Hacker News new | ask | show | jobs
by lawl 3156 days ago
I tried a random reddit thread. Did not fetch comments, only information about the submission. Then I tried it with HN. Same. Then I tried it with a github issue. Same.

Then I tried it with the first link I got from news.google.com which was nytimes. No article text included.

Maybe I'm misunderstanding the purpose of this? Or was that just a string of bad luck?

3 comments

Something I was doing recently required an API with sports scores and I found out how astronomically expensive sports API's are, so I gave this a shot on an ESPN page with game statistics (http://www.espn.com/nba/game?gameId=400974869) and the results were basically the amount of info you'd get from a facebook link preview
No is not just bad luck. Currently did not concentrate so much on "text pages" like blogs or articles yet. Mainly on pages which contain more data like prices, geo coordinates, social media profiles, ... That said support for the mentioned pages can simply be added via our point and click GUI by any user.
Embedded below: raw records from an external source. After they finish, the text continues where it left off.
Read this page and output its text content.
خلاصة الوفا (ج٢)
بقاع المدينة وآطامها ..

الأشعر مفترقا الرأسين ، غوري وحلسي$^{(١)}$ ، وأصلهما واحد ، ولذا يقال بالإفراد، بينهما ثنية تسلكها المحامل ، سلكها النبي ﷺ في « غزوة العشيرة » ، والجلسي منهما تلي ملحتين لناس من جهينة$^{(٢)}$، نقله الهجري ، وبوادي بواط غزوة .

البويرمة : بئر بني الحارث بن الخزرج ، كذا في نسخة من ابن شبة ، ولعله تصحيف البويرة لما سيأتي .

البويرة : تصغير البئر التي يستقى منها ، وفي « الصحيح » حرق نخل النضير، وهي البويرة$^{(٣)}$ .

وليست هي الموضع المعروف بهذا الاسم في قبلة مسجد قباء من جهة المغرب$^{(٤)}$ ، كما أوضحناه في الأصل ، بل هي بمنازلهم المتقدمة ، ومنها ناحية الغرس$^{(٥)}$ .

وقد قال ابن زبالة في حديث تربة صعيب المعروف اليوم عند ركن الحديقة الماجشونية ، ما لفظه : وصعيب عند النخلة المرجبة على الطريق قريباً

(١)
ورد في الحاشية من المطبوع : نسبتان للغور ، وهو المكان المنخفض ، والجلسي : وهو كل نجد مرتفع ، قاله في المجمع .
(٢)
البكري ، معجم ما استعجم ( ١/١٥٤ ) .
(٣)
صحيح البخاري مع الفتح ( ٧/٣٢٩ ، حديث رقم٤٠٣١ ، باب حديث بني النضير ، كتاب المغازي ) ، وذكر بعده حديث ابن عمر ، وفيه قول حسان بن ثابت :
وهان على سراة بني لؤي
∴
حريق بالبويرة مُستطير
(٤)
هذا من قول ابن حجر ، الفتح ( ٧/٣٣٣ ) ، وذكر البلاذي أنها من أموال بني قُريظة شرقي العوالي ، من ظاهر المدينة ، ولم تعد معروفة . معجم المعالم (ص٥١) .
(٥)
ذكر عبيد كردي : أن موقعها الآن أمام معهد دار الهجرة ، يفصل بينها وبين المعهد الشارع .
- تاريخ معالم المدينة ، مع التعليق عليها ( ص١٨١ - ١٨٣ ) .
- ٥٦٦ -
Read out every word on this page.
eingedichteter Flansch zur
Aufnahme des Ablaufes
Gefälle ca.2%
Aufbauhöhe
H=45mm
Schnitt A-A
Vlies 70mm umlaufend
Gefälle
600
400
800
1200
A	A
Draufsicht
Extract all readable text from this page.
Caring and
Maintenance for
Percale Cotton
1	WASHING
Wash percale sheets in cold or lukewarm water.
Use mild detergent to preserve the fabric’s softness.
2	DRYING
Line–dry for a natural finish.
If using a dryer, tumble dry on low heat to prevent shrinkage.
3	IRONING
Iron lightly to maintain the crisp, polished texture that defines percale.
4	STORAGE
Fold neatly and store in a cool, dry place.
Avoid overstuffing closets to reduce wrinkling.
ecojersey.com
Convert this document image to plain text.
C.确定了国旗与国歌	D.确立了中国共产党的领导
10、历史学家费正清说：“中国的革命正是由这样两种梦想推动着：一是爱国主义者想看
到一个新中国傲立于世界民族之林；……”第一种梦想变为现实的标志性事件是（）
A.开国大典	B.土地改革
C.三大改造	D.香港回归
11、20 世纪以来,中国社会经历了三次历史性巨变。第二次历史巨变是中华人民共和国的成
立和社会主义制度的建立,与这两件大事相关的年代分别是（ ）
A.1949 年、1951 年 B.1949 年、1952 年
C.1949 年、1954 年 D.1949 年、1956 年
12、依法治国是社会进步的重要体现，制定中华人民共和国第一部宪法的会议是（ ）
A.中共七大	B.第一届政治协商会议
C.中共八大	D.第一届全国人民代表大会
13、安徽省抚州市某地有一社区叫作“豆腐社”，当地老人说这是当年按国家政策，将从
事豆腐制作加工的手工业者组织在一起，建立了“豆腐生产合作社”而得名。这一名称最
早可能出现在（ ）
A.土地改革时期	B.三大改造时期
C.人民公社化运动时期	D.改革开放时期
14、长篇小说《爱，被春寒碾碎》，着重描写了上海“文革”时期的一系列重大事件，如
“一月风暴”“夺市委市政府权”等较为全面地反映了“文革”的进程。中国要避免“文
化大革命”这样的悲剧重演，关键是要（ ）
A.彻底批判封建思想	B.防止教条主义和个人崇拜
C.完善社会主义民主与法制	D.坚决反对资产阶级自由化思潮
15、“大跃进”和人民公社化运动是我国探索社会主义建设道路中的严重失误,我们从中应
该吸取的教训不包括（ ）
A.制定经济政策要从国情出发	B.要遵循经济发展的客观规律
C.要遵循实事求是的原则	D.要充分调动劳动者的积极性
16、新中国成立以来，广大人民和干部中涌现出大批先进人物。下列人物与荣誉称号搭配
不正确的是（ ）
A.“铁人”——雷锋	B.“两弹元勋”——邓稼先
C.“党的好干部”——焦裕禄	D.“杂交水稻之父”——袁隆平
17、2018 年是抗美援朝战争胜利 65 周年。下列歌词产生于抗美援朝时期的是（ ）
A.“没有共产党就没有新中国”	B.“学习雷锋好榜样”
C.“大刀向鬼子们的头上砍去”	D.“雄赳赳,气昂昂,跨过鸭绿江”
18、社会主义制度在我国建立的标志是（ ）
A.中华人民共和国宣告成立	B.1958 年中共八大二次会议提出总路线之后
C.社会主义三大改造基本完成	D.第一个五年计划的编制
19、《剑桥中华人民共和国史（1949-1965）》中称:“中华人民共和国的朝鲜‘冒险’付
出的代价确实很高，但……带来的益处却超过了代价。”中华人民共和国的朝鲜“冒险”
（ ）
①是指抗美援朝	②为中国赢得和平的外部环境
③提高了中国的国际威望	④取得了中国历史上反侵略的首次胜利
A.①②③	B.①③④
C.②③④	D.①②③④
Do sadly not have time right now, but can add support for this pages by tomorrow.
Ah thanks. Currently I have already written scrapers for the stuff I need. I was mainly just curious. I'll bookmark it to look at again when I need something next time.
So your paid for product for scraping and structuring information from a webpage cannot actually return most content off a webpage as it is now? Wouldn't that be a more important vertical slice of a product for an MVP than having a fully thought out pay tier system?
Maybe? It's all about tradeoffs.

I could see why you would want to figure out how much value the MVP is creating, and $$$ is an honest way to do that.

It sounds like two things are happening with the MVP: - emphasis on more complicated sites with more data (higher propensity to pay) - this functionality is actually possible but a user needs to take the time to set it up via a the GUI.

Feels like a pretty good tradeoff to me.

Thanks, seems like you got it ;-)
Same here. Really curious though if there is any service/api to harvest news articles from websites to experiment with text analysis with? Havent found any after some search, just apis that provide meta information but not an actual corpus of text.